Glycobiology Question Answering Achieves 0.808 Accuracy with Multi-modal Retrieval-Augmented Generation

The challenge of accurately answering complex biomedical questions demands innovative approaches to information retrieval and knowledge integration, and researchers are now investigating how best to incorporate visual data into these systems. Primož Kocbek from University of Maribor, Azra Frkatović-Hodžić and Dora Lalić from Genos Ltd, along with Vivian Hui from The Hong Kong Polytechnic University, Gordan Lauc from University of Zagreb and Genos Ltd, and Gregor Štiglic from University of Maribor and Usher Institute University of Edinburgh, have explored different strategies for combining text and images in a technique called multi-modal retrieval-augmented generation. Their work focuses on glycobiology, a field rich in visual data, and demonstrates that converting figures and tables into text improves accuracy for smaller models, while advanced models benefit from directly processing visual information without conversion. This research establishes a benchmark for evaluating these methods and identifies ColFlor as a particularly efficient visual retriever, offering a pathway to more effective and accessible biomedical question answering.

Visual Information Integration for Biomedical Question Answering

Multi-modal retrieval-augmented generation, which combines text and images, offers a promising approach to biomedical question answering, but a key question remains regarding how best to incorporate visual information. Researchers are investigating whether it is more effective to convert figures and tables into textual descriptions or to employ direct visual retrieval, which returns page images and allows the generative model to interpret them. This work explores this critical decision point, seeking to determine the conditions under which each approach yields superior performance and ultimately enhances biomedical question answering capabilities.

Model Performance and Cost Across Difficulty Levels

The research team evaluated several models, ranging in size from smaller to larger capacities, and assessed their performance and cost across varying question difficulties. Generally, larger models demonstrate higher accuracy but require more computational resources, resulting in increased cost. The most cost-effective models exhibit lower accuracy, while the choice of retrieval method has a relatively small impact on both performance and cost compared to model size. As question difficulty increases, the cost per correct answer also increases for all models, as more computational power is needed to arrive at the correct solution.

Detailed analysis reveals that larger models consistently generate more tokens and take longer to run, aligning with the increased computational demands. However, when considering price-per-correct answer, a more nuanced picture emerges. The team found that a combination of a larger model and the ColFlor retrieval method consistently offers the best balance between cost and accuracy across all difficulty levels. This highlights a clear trade-off between cost and accuracy, where higher accuracy requires greater investment.

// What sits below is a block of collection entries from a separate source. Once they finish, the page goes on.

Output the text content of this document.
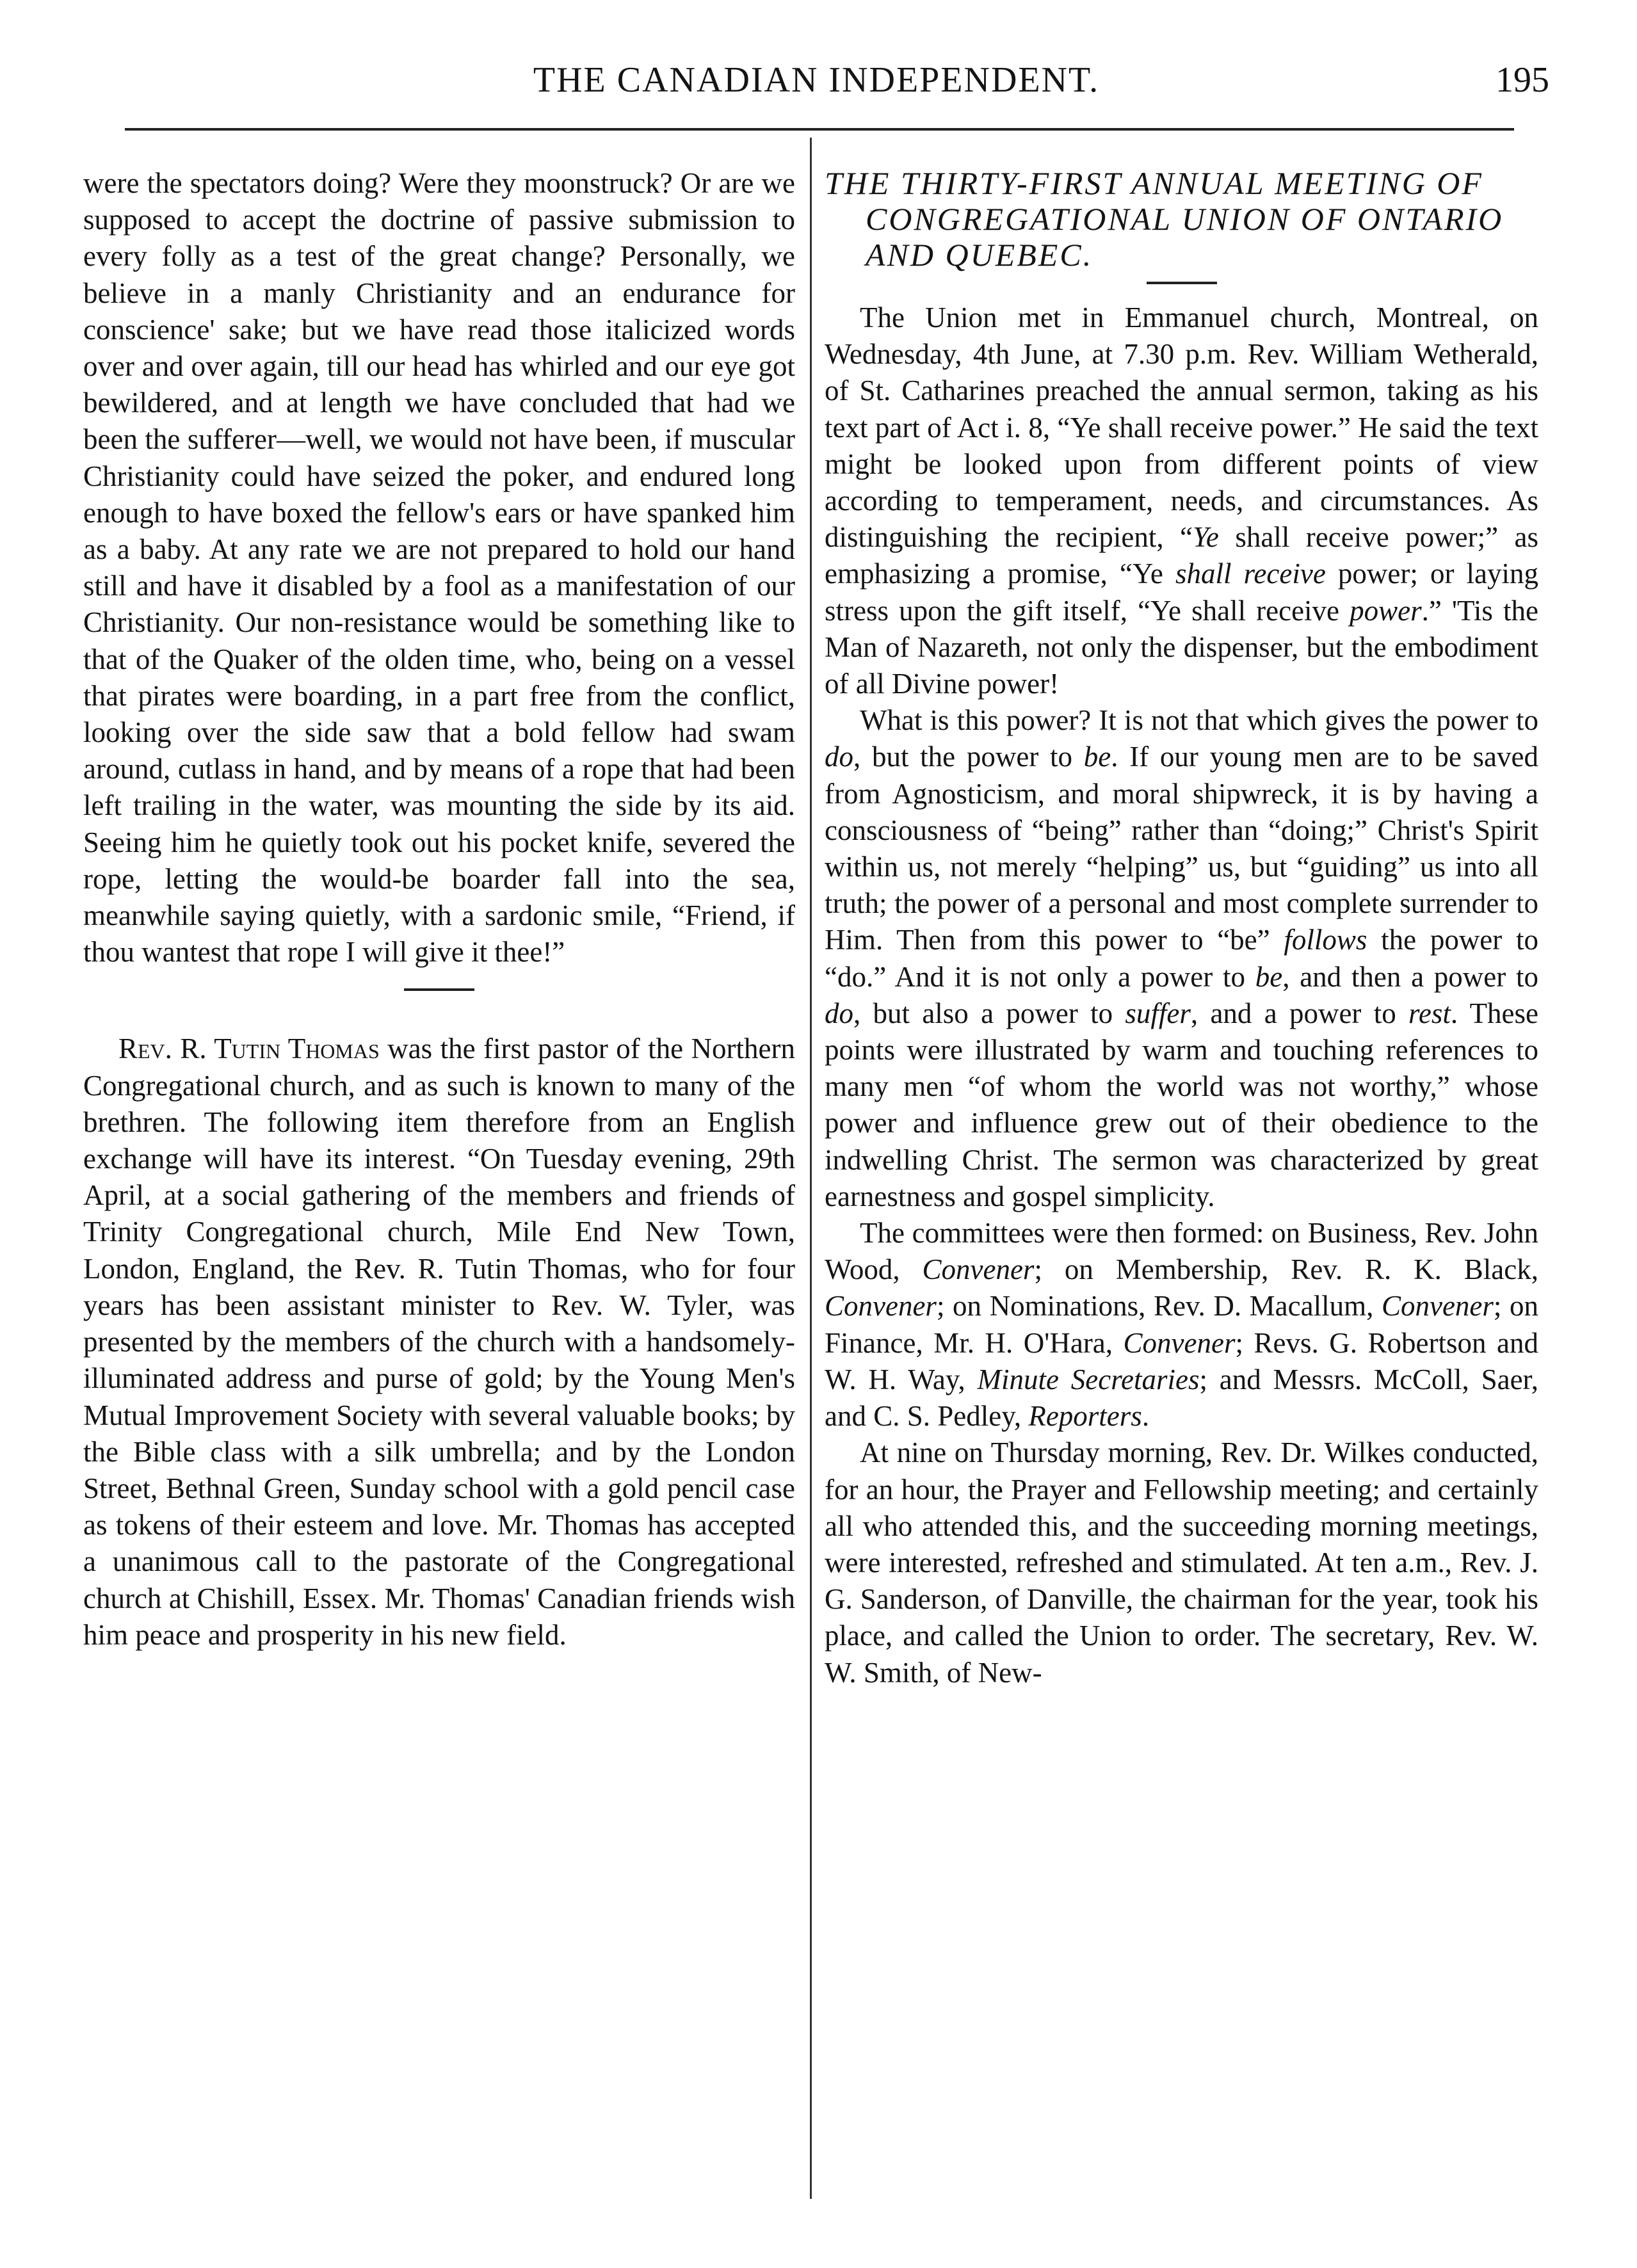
THE CANADIAN INDEPENDENT.	195

were the spectators doing? Were they moonstruck? Or are we supposed to accept the doctrine of passive submission to every folly as a test of the great change? Personally, we believe in a manly Christianity and an endurance for conscience' sake; but we have read those italicized words over and over again, till our head has whirled and our eye got bewildered, and at length we have concluded that had we been the sufferer—well, we would not have been, if muscular Christianity could have seized the poker, and endured long enough to have boxed the fellow's ears or have spanked him as a baby. At any rate we are not prepared to hold our hand still and have it disabled by a fool as a manifestation of our Christianity. Our non-resistance would be something like to that of the Quaker of the olden time, who, being on a vessel that pirates were boarding, in a part free from the conflict, looking over the side saw that a bold fellow had swam around, cutlass in hand, and by means of a rope that had been left trailing in the water, was mounting the side by its aid. Seeing him he quietly took out his pocket knife, severed the rope, letting the would-be boarder fall into the sea, meanwhile saying quietly, with a sardonic smile, “Friend, if thou wantest that rope I will give it thee!”

Rev. R. Tutin Thomas was the first pastor of the Northern Congregational church, and as such is known to many of the brethren. The following item therefore from an English exchange will have its interest. “On Tuesday evening, 29th April, at a social gathering of the members and friends of Trinity Congregational church, Mile End New Town, London, England, the Rev. R. Tutin Thomas, who for four years has been assistant minister to Rev. W. Tyler, was presented by the members of the church with a handsomely-illuminated address and purse of gold; by the Young Men's Mutual Improvement Society with several valuable books; by the Bible class with a silk umbrella; and by the London Street, Bethnal Green, Sunday school with a gold pencil case as tokens of their esteem and love. Mr. Thomas has accepted a unanimous call to the pastorate of the Congregational church at Chishill, Essex. Mr. Thomas' Canadian friends wish him peace and prosperity in his new field.

THE THIRTY-FIRST ANNUAL MEETING OF CONGREGATIONAL UNION OF ONTARIO AND QUEBEC.

The Union met in Emmanuel church, Montreal, on Wednesday, 4th June, at 7.30 p.m. Rev. William Wetherald, of St. Catharines preached the annual sermon, taking as his text part of Act i. 8, “Ye shall receive power.” He said the text might be looked upon from different points of view according to temperament, needs, and circumstances. As distinguishing the recipient, “Ye shall receive power;” as emphasizing a promise, “Ye shall receive power; or laying stress upon the gift itself, “Ye shall receive power.” 'Tis the Man of Nazareth, not only the dispenser, but the embodiment of all Divine power!

What is this power? It is not that which gives the power to do, but the power to be. If our young men are to be saved from Agnosticism, and moral shipwreck, it is by having a consciousness of “being” rather than “doing;” Christ's Spirit within us, not merely “helping” us, but “guiding” us into all truth; the power of a personal and most complete surrender to Him. Then from this power to “be” follows the power to “do.” And it is not only a power to be, and then a power to do, but also a power to suffer, and a power to rest. These points were illustrated by warm and touching references to many men “of whom the world was not worthy,” whose power and influence grew out of their obedience to the indwelling Christ. The sermon was characterized by great earnestness and gospel simplicity.

The committees were then formed: on Business, Rev. John Wood, Convener; on Membership, Rev. R. K. Black, Convener; on Nominations, Rev. D. Macallum, Convener; on Finance, Mr. H. O'Hara, Convener; Revs. G. Robertson and W. H. Way, Minute Secretaries; and Messrs. McColl, Saer, and C. S. Pedley, Reporters.

At nine on Thursday morning, Rev. Dr. Wilkes conducted, for an hour, the Prayer and Fellowship meeting; and certainly all who attended this, and the succeeding morning meetings, were interested, refreshed and stimulated. At ten a.m., Rev. J. G. Sanderson, of Danville, the chairman for the year, took his place, and called the Union to order. The secretary, Rev. W. W. Smith, of New-
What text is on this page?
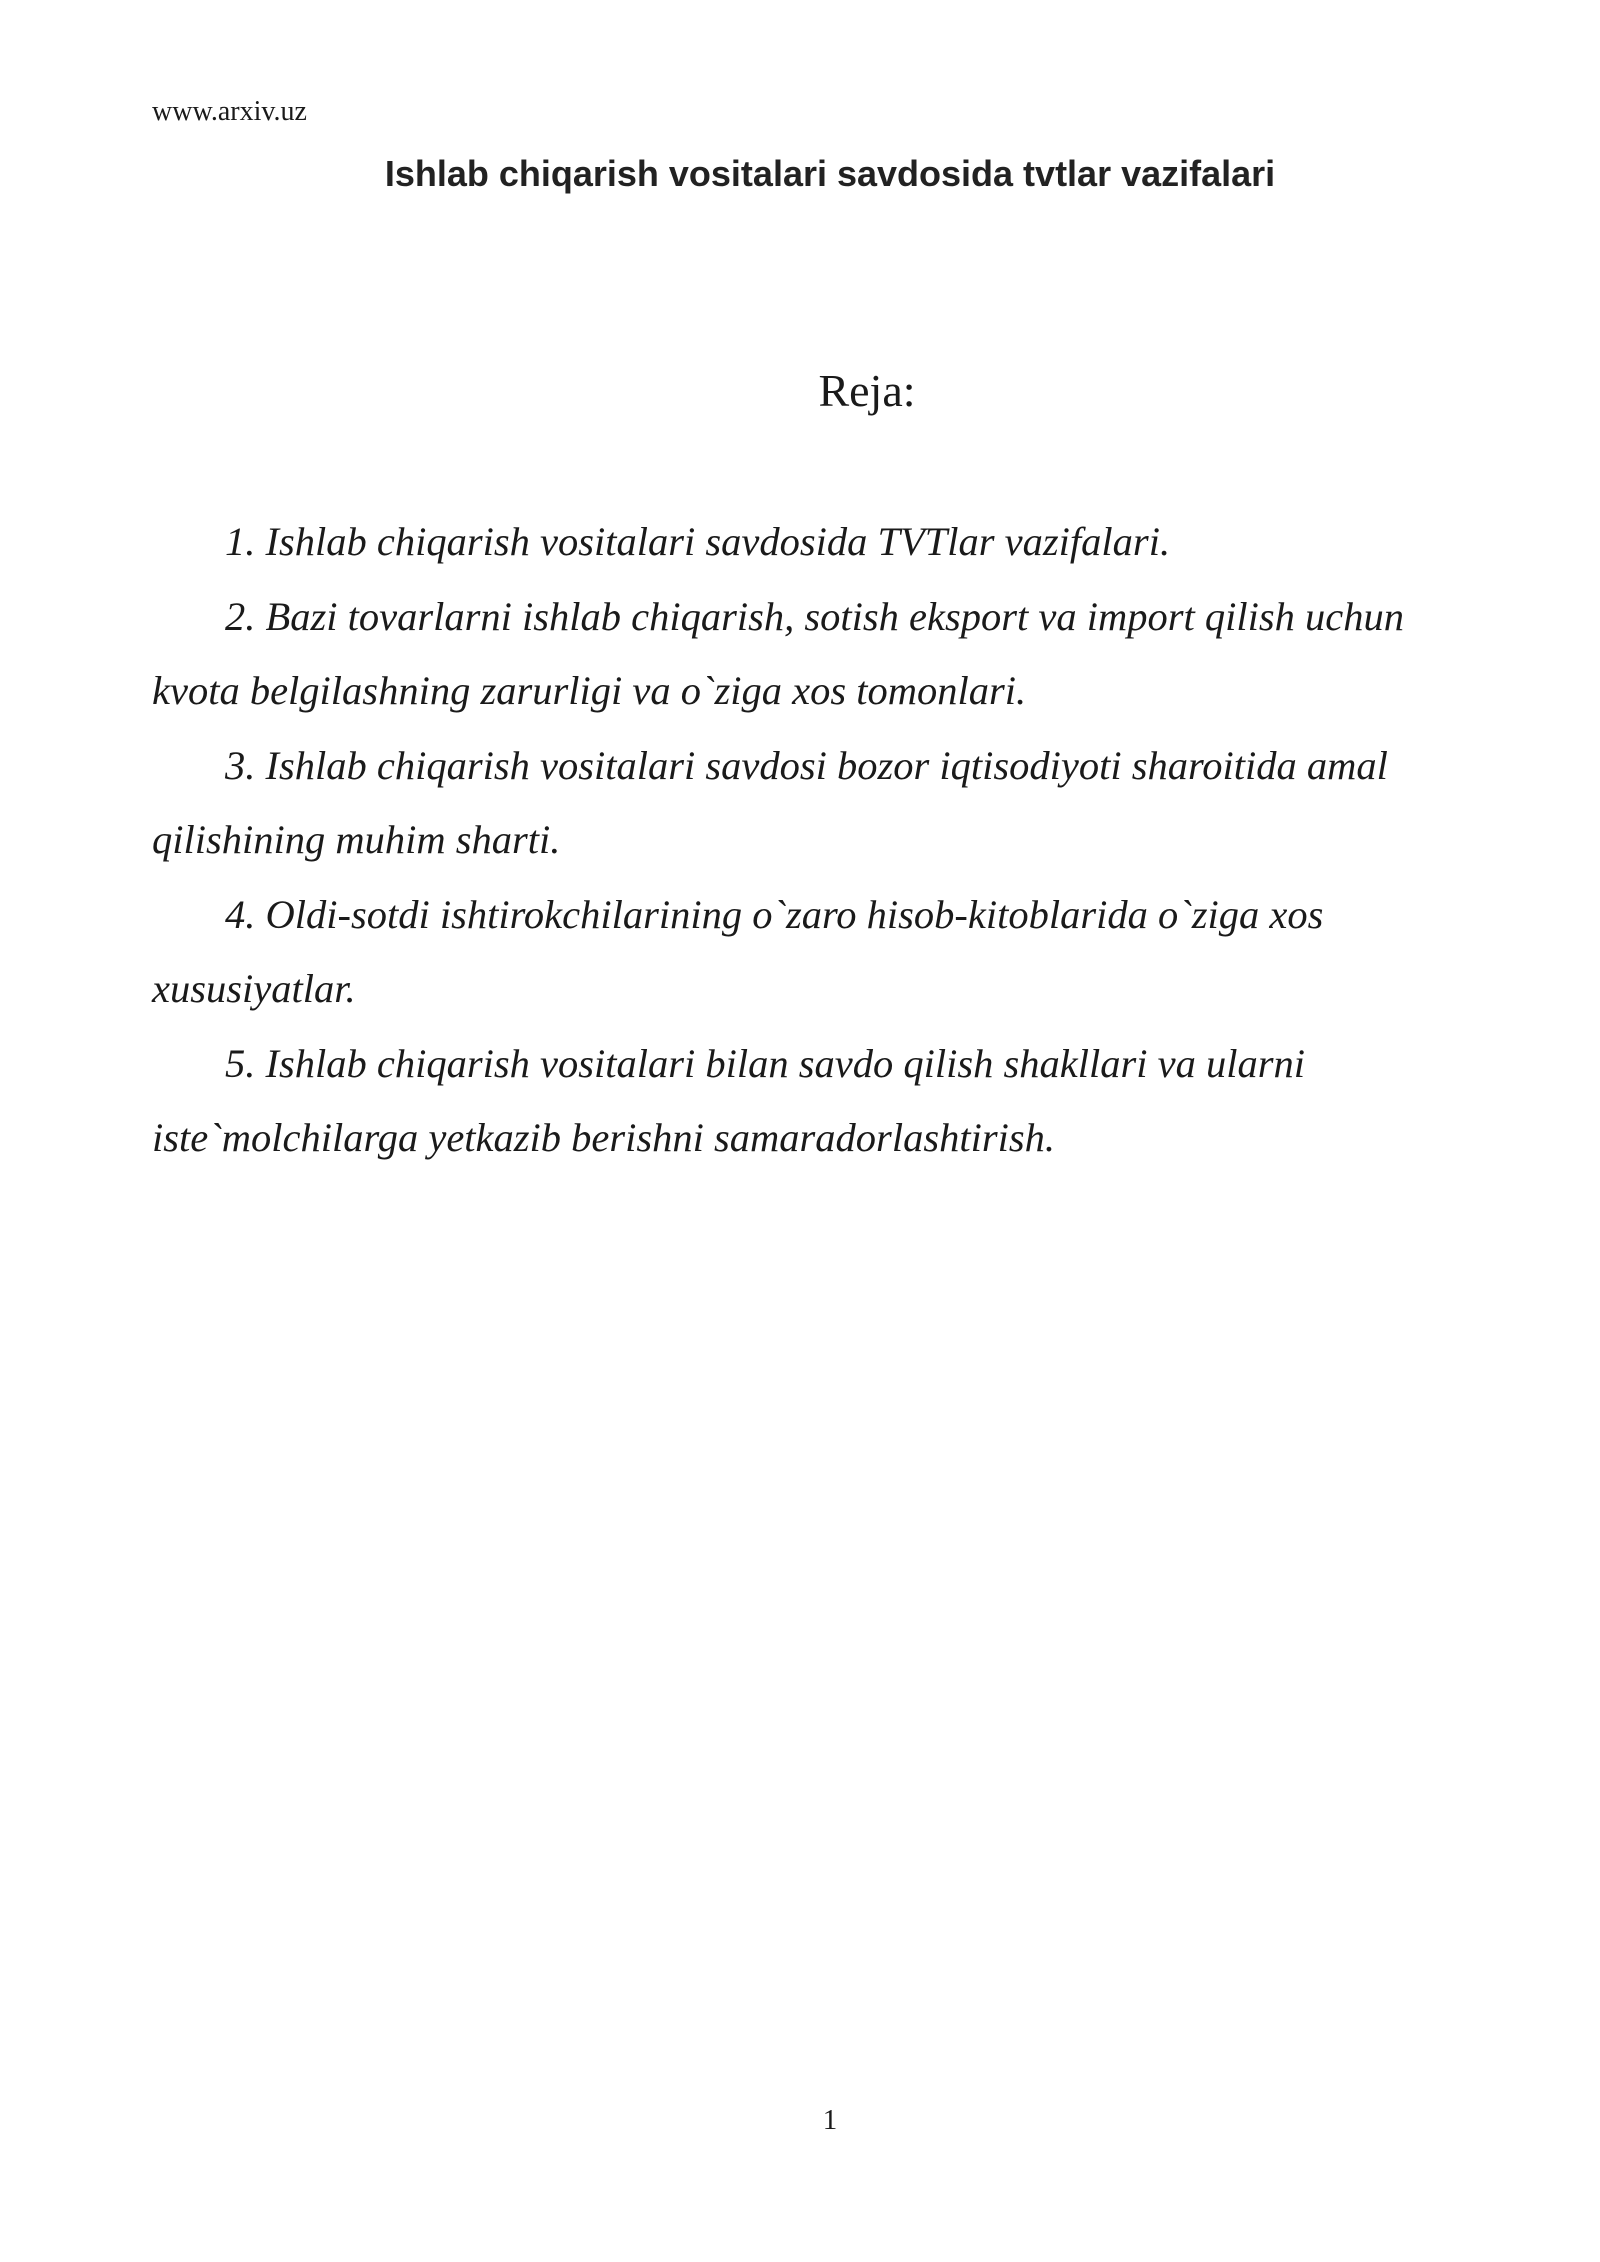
www.arxiv.uz
Ishlab chiqarish vositalari savdosida tvtlar vazifalari
Reja:
1. Ishlab chiqarish vositalari savdosida TVTlar vazifalari.
2. Bazi tovarlarni ishlab chiqarish, sotish eksport va import qilish uchun kvota belgilashning zarurligi va o`ziga xos tomonlari.
3. Ishlab chiqarish vositalari savdosi bozor iqtisodiyoti sharoitida amal qilishining muhim sharti.
4. Oldi-sotdi ishtirokchilarining o`zaro hisob-kitoblarida o`ziga xos xususiyatlar.
5. Ishlab chiqarish vositalari bilan savdo qilish shakllari va ularni iste`molchilarga yetkazib berishni samaradorlashtirish.
1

Glycobiology RAG Reveals Accuracy Versus Complexity Trade-off

This work presents a comprehensive evaluation of multi-modal retrieval-augmented generation systems in the visually dense domain of glycobiology. Researchers constructed a benchmark of multiple-choice questions derived from scientific papers, categorizing retrieval difficulty based on the complexity of the required evidence. They compared four augmentation strategies, ranging from no augmentation to text retrieval, multi-modal conversion, and late-interaction visual retrieval using ColPali. Experiments demonstrated that both text and multi-modal augmentation significantly outperformed direct visual retrieval, achieving comparable accuracy with the Gemma-3-27B-IT model.

Utilizing the more powerful GPT-4o model, multi-modal augmentation reached even higher accuracy, closely followed by text retrieval and ColPali. Further testing with the GPT-5 family of models showed additional improvements, with ColPali and ColFlor achieving peak accuracy. Notably, across the GPT-5 family, ColPali, ColQwen, and ColFlor demonstrated statistically indistinguishable performance, with ColFlor matching ColPali’s results while maintaining a smaller computational footprint. These results indicate that converting visuals to text is more reliable for mid-size models, while direct image retrieval becomes competitive when paired with frontier models. This work establishes a baseline for developing trustworthy multi-modal RAG systems in specialized biomedical domains, highlighting the importance of aligning pipeline complexity with model reasoning capacity.

Visual Retrieval Boosts Large Language Models

This study investigated strategies for multi-modal retrieval-augmented generation, specifically comparing methods of incorporating visual information into biomedical question answering systems. Researchers constructed a benchmark of multiple-choice questions focused on glycobiology to evaluate different approaches using both mid-size and state-of-the-art large language models. The findings demonstrate a clear relationship between model capacity and optimal retrieval strategy; converting visuals to text proves more reliable for smaller models, while direct image retrieval becomes competitive when using more powerful, frontier models. Notably, the team found that among visual retrieval methods, ColFlor achieved performance comparable to more computationally intensive options while maintaining a smaller footprint, offering an efficient balance between accuracy and resource use. These results suggest that a capacity-aware design is crucial for effective multi-modal systems, adapting the retrieval method to the capabilities of the underlying language model.